Los años no pasan solos, piensa mientras ve una pareja de ancianos tomando alcohol. Pobre de ellos, se repite: prefieren tomar chirrinche que comer, vaya que uno deje de comer un día a ver qué le pasa, obvio se muere, pero qué va, esta gente tiene estómago de gamín. Se sorprende de la cantidad de argumentos que construye mientras ve a los ancianos, ¡debería ser político!, se dice mentalmente.
Un grupo de jóvenes uniformados con trajes de la policía cívica pasa marchando por el lado suyo y esto le parece inspirador. El adulto a cargo del entrenamiento militar es un hombre que con dificultad puede moverse mientras carga un megáfono. Usted pensará que no por ser gordo es menos severo a la hora de disciplinar a los jóvenes, que, dicho sea de paso, por fin algo bueno están aprendiendo. Motivado por su convicción de que la única salida es la victoria armada del Estado sobre los criminales comunistas, decide sacar su celular y unirse a unos cuantos transeúntes que admiran tal despliegue. Está conmovido. Termina dándole las gracias a quien comanda este grupo de niños asustados.
Tan solo se movió unos cuantos pasos cuando escucha una voz que le dice que si quiere compañía o si se le antoja algún servicio. Rápidamente deduce que se trata de algo sexual. Asustado, se persigna tres veces y acelera el paso resguardándose en un pasaje comercial que a primera impresión le parece de quinta.

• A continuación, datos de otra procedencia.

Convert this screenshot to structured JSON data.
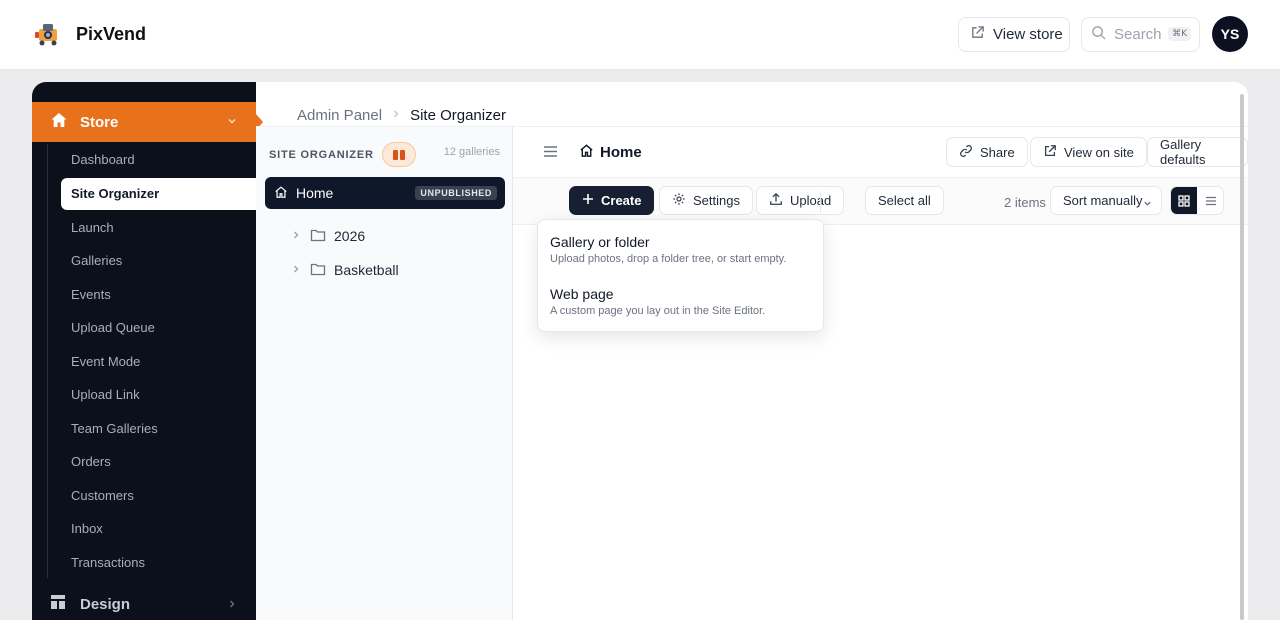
{
  "app": {
    "name": "PixVend"
  },
  "topbar": {
    "view_store": "View store",
    "search_placeholder": "Search",
    "search_shortcut": "⌘K",
    "avatar_initials": "YS"
  },
  "sidebar": {
    "store_label": "Store",
    "items": [
      "Dashboard",
      "Site Organizer",
      "Launch",
      "Galleries",
      "Events",
      "Upload Queue",
      "Event Mode",
      "Upload Link",
      "Team Galleries",
      "Orders",
      "Customers",
      "Inbox",
      "Transactions"
    ],
    "active_item": "Site Organizer",
    "design_label": "Design"
  },
  "breadcrumb": [
    "Admin Panel",
    "Site Organizer"
  ],
  "tree": {
    "heading": "SITE ORGANIZER",
    "count": "12 galleries",
    "root": {
      "label": "Home",
      "badge": "UNPUBLISHED"
    },
    "folders": [
      "2026",
      "Basketball"
    ]
  },
  "content": {
    "title": "Home",
    "share": "Share",
    "view_on_site": "View on site",
    "gallery_defaults": "Gallery defaults",
    "toolbar": {
      "create": "Create",
      "settings": "Settings",
      "upload": "Upload",
      "select_all": "Select all",
      "items_count": "2 items",
      "sort": "Sort manually",
      "view_mode": "grid"
    }
  },
  "create_menu": [
    {
      "title": "Gallery or folder",
      "subtitle": "Upload photos, drop a folder tree, or start empty."
    },
    {
      "title": "Web page",
      "subtitle": "A custom page you lay out in the Site Editor."
    }
  ],
  "colors": {
    "accent": "#e8721c",
    "sidebar_bg": "#0b101b",
    "primary_dark": "#172033"
  }
}
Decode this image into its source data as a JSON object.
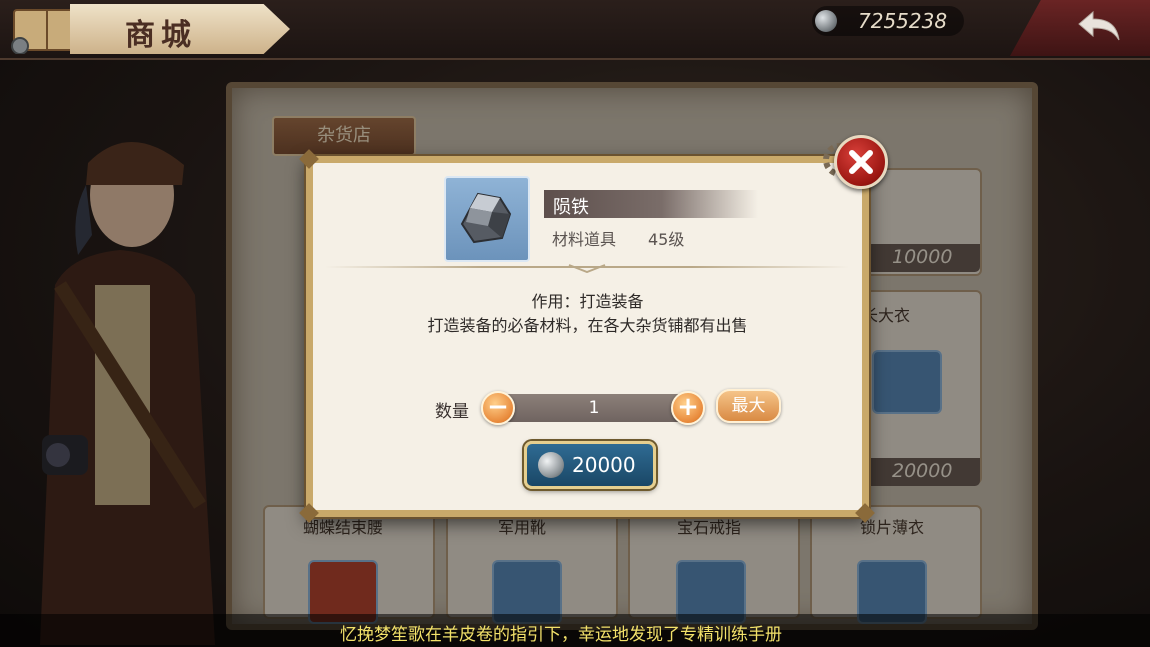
{
  "header": {
    "title": "商城",
    "currency_amount": "7255238"
  },
  "shop": {
    "tab_label": "杂货店",
    "cards": [
      {
        "name": "",
        "price": "10000"
      },
      {
        "name": "长大衣",
        "price": "20000"
      },
      {
        "name": "蝴蝶结束腰",
        "price": ""
      },
      {
        "name": "军用靴",
        "price": ""
      },
      {
        "name": "宝石戒指",
        "price": ""
      },
      {
        "name": "锁片薄衣",
        "price": ""
      }
    ]
  },
  "dialog": {
    "item_name": "陨铁",
    "item_type": "材料道具",
    "item_level": "45级",
    "effect_title": "作用：打造装备",
    "effect_desc": "打造装备的必备材料，在各大杂货铺都有出售",
    "quantity_label": "数量",
    "quantity_value": "1",
    "minus_symbol": "−",
    "plus_symbol": "+",
    "max_label": "最大",
    "price": "20000"
  },
  "ticker": {
    "message": "忆挽梦笙歌在羊皮卷的指引下，幸运地发现了专精训练手册"
  },
  "colors": {
    "accent_orange": "#e8893a",
    "close_red": "#9a1611",
    "buy_blue": "#1a4766",
    "ticker_yellow": "#f2e16a"
  }
}
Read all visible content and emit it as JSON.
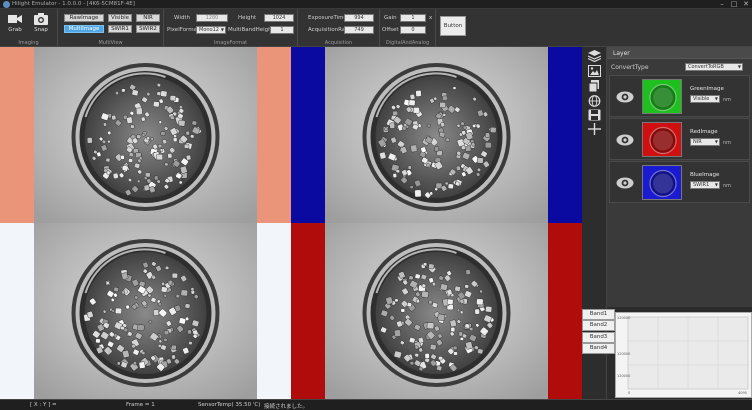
{
  "window": {
    "title": "Hilight Emulator - 1.0.0.0 - [4K6-5CM81F-4E]",
    "minimize_glyph": "–",
    "maximize_glyph": "□",
    "close_glyph": "✕"
  },
  "ribbon": {
    "imaging": {
      "label": "Imaging",
      "grab_label": "Grab",
      "snap_label": "Snap"
    },
    "multiview": {
      "label": "MultiView",
      "buttons": [
        "RawImage",
        "Visible",
        "NIR",
        "MultiImage",
        "SWIR1",
        "SWIR2"
      ]
    },
    "imageformat": {
      "label": "ImageFormat",
      "width_label": "Width",
      "width_value": "1280",
      "height_label": "Height",
      "height_value": "1024",
      "pixelformat_label": "PixelFormat",
      "pixelformat_value": "Mono12",
      "multibandheight_label": "MultiBandHeight",
      "multibandheight_value": "1"
    },
    "acquisition": {
      "label": "Acquisition",
      "exposure_label": "ExposureTime",
      "exposure_value": "994",
      "rate_label": "AcquisitionRate",
      "rate_value": "749"
    },
    "digitalanalog": {
      "label": "DigitalAndAnalog",
      "gain_label": "Gain",
      "gain_value": "1",
      "gain_unit": "x",
      "offset_label": "Offset",
      "offset_value": "0"
    },
    "button_label": "Button"
  },
  "layer_panel": {
    "title": "Layer",
    "convert_label": "ConvertType",
    "convert_value": "ConvertToRGB",
    "layers": [
      {
        "name": "GreenImage",
        "band": "Visible",
        "unit": "nm",
        "color": "#1fbf1f"
      },
      {
        "name": "RedImage",
        "band": "NIR",
        "unit": "nm",
        "color": "#d01010"
      },
      {
        "name": "BlueImage",
        "band": "SWIR1",
        "unit": "nm",
        "color": "#1a1ad0"
      }
    ]
  },
  "bands": [
    "Band1",
    "Band2",
    "Band3",
    "Band4"
  ],
  "chart": {
    "y_ticks": [
      "120000",
      "120000",
      "120000"
    ],
    "x_ticks": [
      "0",
      "4095"
    ]
  },
  "views": [
    {
      "name": "view-top-left",
      "left_color": "#ea9579",
      "right_color": "#ea9579"
    },
    {
      "name": "view-top-right",
      "left_color": "#0a0aa0",
      "right_color": "#0a0aa0"
    },
    {
      "name": "view-bottom-left",
      "left_color": "#f2f6fb",
      "right_color": "#f2f6fb"
    },
    {
      "name": "view-bottom-right",
      "left_color": "#b00c0c",
      "right_color": "#b00c0c"
    }
  ],
  "status": {
    "coords": "[ X : Y ] =",
    "frame": "Frame = 1",
    "sensor_temp": "SensorTemp( 35.50 'C)",
    "message": "接続されました。"
  },
  "icons": [
    "video-camera-icon",
    "camera-icon",
    "layers-icon",
    "image-icon",
    "copy-icon",
    "globe-icon",
    "save-icon",
    "move-icon",
    "eye-icon"
  ]
}
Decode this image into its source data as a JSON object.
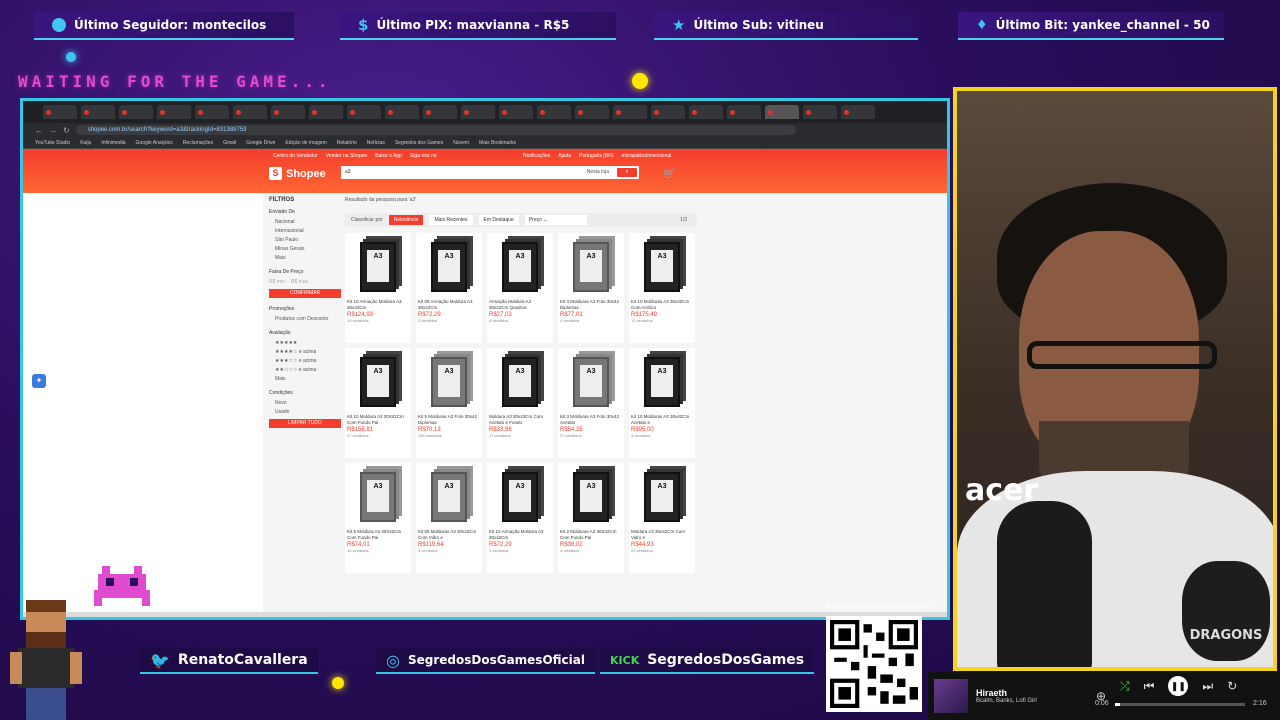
{
  "alerts": [
    {
      "icon": "follower-icon",
      "text": "Último Seguidor: montecilos"
    },
    {
      "icon": "dollar-icon",
      "text": "Último PIX: maxvianna - R$5"
    },
    {
      "icon": "star-icon",
      "text": "Último Sub: vitineu"
    },
    {
      "icon": "gem-icon",
      "text": "Último Bit: yankee_channel - 50"
    }
  ],
  "waiting_text": "WAITING FOR THE GAME...",
  "browser": {
    "url": "shopee.com.br/search?keyword=a3&trackingId=831388759",
    "bookmarks": [
      "YouTube Studio",
      "Kaiju",
      "Infinimedia",
      "Google Analytics",
      "Reclamações",
      "Gmail",
      "Google Drive",
      "Edição de imagem",
      "Relatório",
      "Notícias",
      "Segredos dos Games",
      "Nuvem",
      "Mais Bookmarks"
    ],
    "shopee": {
      "top_links": [
        "Centro do Vendedor",
        "Vender na Shopee",
        "Baixe o App",
        "Siga-nos no"
      ],
      "top_right": [
        "Notificações",
        "Ajuda",
        "Português (BR)",
        "mirrapiaksdimensional"
      ],
      "logo": "Shopee",
      "search_value": "a3",
      "search_scope": "Nesta loja",
      "results_for": "Resultado da pesquisa para 'a3'",
      "filters": {
        "title": "FILTROS",
        "location_title": "Enviado De",
        "locations": [
          "Nacional",
          "Internacional",
          "São Paulo",
          "Minas Gerais",
          "Mais"
        ],
        "price_title": "Faixa De Preço",
        "price_min": "R$ min",
        "price_max": "R$ máx",
        "apply": "CONFIRMAR",
        "promo_title": "Promoções",
        "promo_opt": "Produtos com Desconto",
        "rating_title": "Avaliação",
        "rating_opts": [
          "★★★★★",
          "★★★★☆ e acima",
          "★★★☆☆ e acima",
          "★★☆☆☆ e acima",
          "Mais"
        ],
        "condition_title": "Condições",
        "conditions": [
          "Novo",
          "Usado"
        ],
        "clear": "LIMPAR TUDO"
      },
      "sort": {
        "label": "Classificar por",
        "options": [
          "Relevância",
          "Mais Recentes",
          "Em Destaque"
        ],
        "price": "Preço",
        "page": "1/3"
      },
      "products": [
        {
          "name": "Kit 10 Armação Moldura A3 30x42Cm",
          "price": "R$124,93",
          "sold": "10 vendidos",
          "art": "stack"
        },
        {
          "name": "Kit 05 Armação Moldura A3 30x42Cm",
          "price": "R$72,29",
          "sold": "3 vendidos",
          "art": "stack"
        },
        {
          "name": "Armação Moldura A3 30x42Cm Quadros",
          "price": "R$27,03",
          "sold": "8 vendidos",
          "art": "single"
        },
        {
          "name": "Kit 3 Molduras A3 Foto 30x42 Diplomas",
          "price": "R$77,01",
          "sold": "4 vendidos",
          "art": "grey"
        },
        {
          "name": "Kit 10 Molduras A3 30x42Cm Com Acrílico",
          "price": "R$175,49",
          "sold": "12 vendidos",
          "art": "stack"
        },
        {
          "name": "Kit 10 Moldura A3 30X42Cm Com Fundo Pai",
          "price": "R$158,81",
          "sold": "27 vendidos",
          "art": "stack"
        },
        {
          "name": "Kit 5 Molduras A3 Foto 30x42 Diplomas",
          "price": "R$70,13",
          "sold": "100 vendidos",
          "art": "grey"
        },
        {
          "name": "Moldura A3 30x42Cm Com Acetato e Fundo",
          "price": "R$33,96",
          "sold": "17 vendidos",
          "art": "single"
        },
        {
          "name": "Kit 3 Molduras A3 Foto 30x42 Acetato",
          "price": "R$54,25",
          "sold": "37 vendidos",
          "art": "grey"
        },
        {
          "name": "Kit 10 Molduras A3 30x42Cm Acetato e",
          "price": "R$95,00",
          "sold": "3 vendidos",
          "art": "stack"
        },
        {
          "name": "Kit 5 Moldura A3 30X42Cm Com Fundo Pai",
          "price": "R$74,01",
          "sold": "10 vendidos",
          "art": "grey"
        },
        {
          "name": "Kit 05 Molduras A3 30x42Cm Com Vidro e",
          "price": "R$119,64",
          "sold": "3 vendidos",
          "art": "grey"
        },
        {
          "name": "Kit 10 Armação Moldura A3 30x42Cm",
          "price": "R$72,29",
          "sold": "3 vendidos",
          "art": "stack"
        },
        {
          "name": "Kit 2 Molduras A3 30X42Cm Com Fundo Pai",
          "price": "R$38,02",
          "sold": "4 vendidos",
          "art": "single"
        },
        {
          "name": "Moldura A3 30x42Cm Com Vidro e",
          "price": "R$44,93",
          "sold": "22 vendidos",
          "art": "single"
        }
      ]
    }
  },
  "socials": [
    {
      "icon": "twitter-icon",
      "handle": "RenatoCavallera"
    },
    {
      "icon": "instagram-icon",
      "handle": "SegredosDosGamesOficial"
    },
    {
      "icon": "kick-icon",
      "badge": "KICK",
      "handle": "SegredosDosGames"
    }
  ],
  "livepix": "livepix.gg/segredosdosgames",
  "player": {
    "title": "Hiraeth",
    "artist": "Bcalm, Banks, Lofi Girl",
    "current": "0:06",
    "total": "2:16",
    "progress": 0.04
  },
  "webcam": {
    "shirt_text": "acer",
    "logo_text": "DRAGONS"
  }
}
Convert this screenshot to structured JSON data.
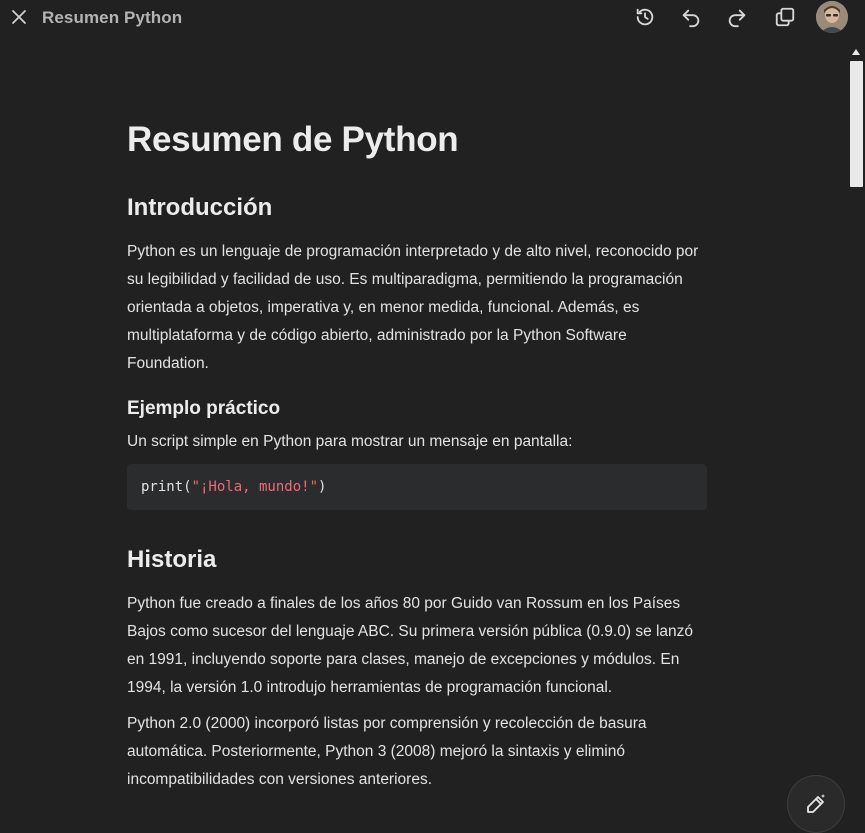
{
  "header": {
    "title": "Resumen Python",
    "close_icon": "close-icon",
    "history_icon": "history-icon",
    "undo_icon": "undo-icon",
    "redo_icon": "redo-icon",
    "copy_icon": "copy-icon"
  },
  "document": {
    "title": "Resumen de Python",
    "intro": {
      "heading": "Introducción",
      "paragraph": "Python es un lenguaje de programación interpretado y de alto nivel, reconocido por su legibilidad y facilidad de uso. Es multiparadigma, permitiendo la programación orientada a objetos, imperativa y, en menor medida, funcional. Además, es multiplataforma y de código abierto, administrado por la Python Software Foundation."
    },
    "example": {
      "heading": "Ejemplo práctico",
      "paragraph": "Un script simple en Python para mostrar un mensaje en pantalla:",
      "code_func": "print(",
      "code_string": "\"¡Hola, mundo!\"",
      "code_close": ")"
    },
    "history": {
      "heading": "Historia",
      "paragraph1": "Python fue creado a finales de los años 80 por Guido van Rossum en los Países Bajos como sucesor del lenguaje ABC. Su primera versión pública (0.9.0) se lanzó en 1991, incluyendo soporte para clases, manejo de excepciones y módulos. En 1994, la versión 1.0 introdujo herramientas de programación funcional.",
      "paragraph2": "Python 2.0 (2000) incorporó listas por comprensión y recolección de basura automática. Posteriormente, Python 3 (2008) mejoró la sintaxis y eliminó incompatibilidades con versiones anteriores."
    }
  },
  "colors": {
    "background": "#212121",
    "code_background": "#2a2c2e",
    "code_string": "#ef6b73"
  },
  "fab": {
    "icon": "edit-pencil-icon"
  }
}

No obstante, se imagina devolviéndose y solicitándole a aquella voz cerrar el trato, pero en su casa y bajo rigurosos parámetros de higiene. Mueve su cabeza como sacudiendo las ideas pecaminosas que le produce lo que considera como una “mujer de la calle”. Llega a creer que está sucio y procede a terminar el tarrito de antibacterial como si con ello limpiara el alma.
Siente que no tiene fuerzas para continuar caminando en medio de una ciudad que no es la suya, está convencido de que el centro de este centro no es usted. Se declara huérfano, incomprendido y al borde del colapso. Así que, con una llamada, usted solicita que su chofer lo recoja, no sin antes darle las debidas indicaciones del lugar donde se encuentra: “Oiga, llegue rápido al pasaje donde se hacen los satánicos, esos que huelen maluco a comprar camisetas”. Apenas usted se monta en el vehículo, siente que vuelve la vida. El conductor en silencio observa por el retrovisor. Alzando la voz, usted le dirá al conductor, ¿no va a preguntar cómo estoy? El conductor en voz baja, como quien calcula cada palabra, le pregunta: ¿Cómo está, señor? Un momento después se escucha su respuesta: sorprendido por la falta de empatía que me tiene esta ciudad. Ni le cuento.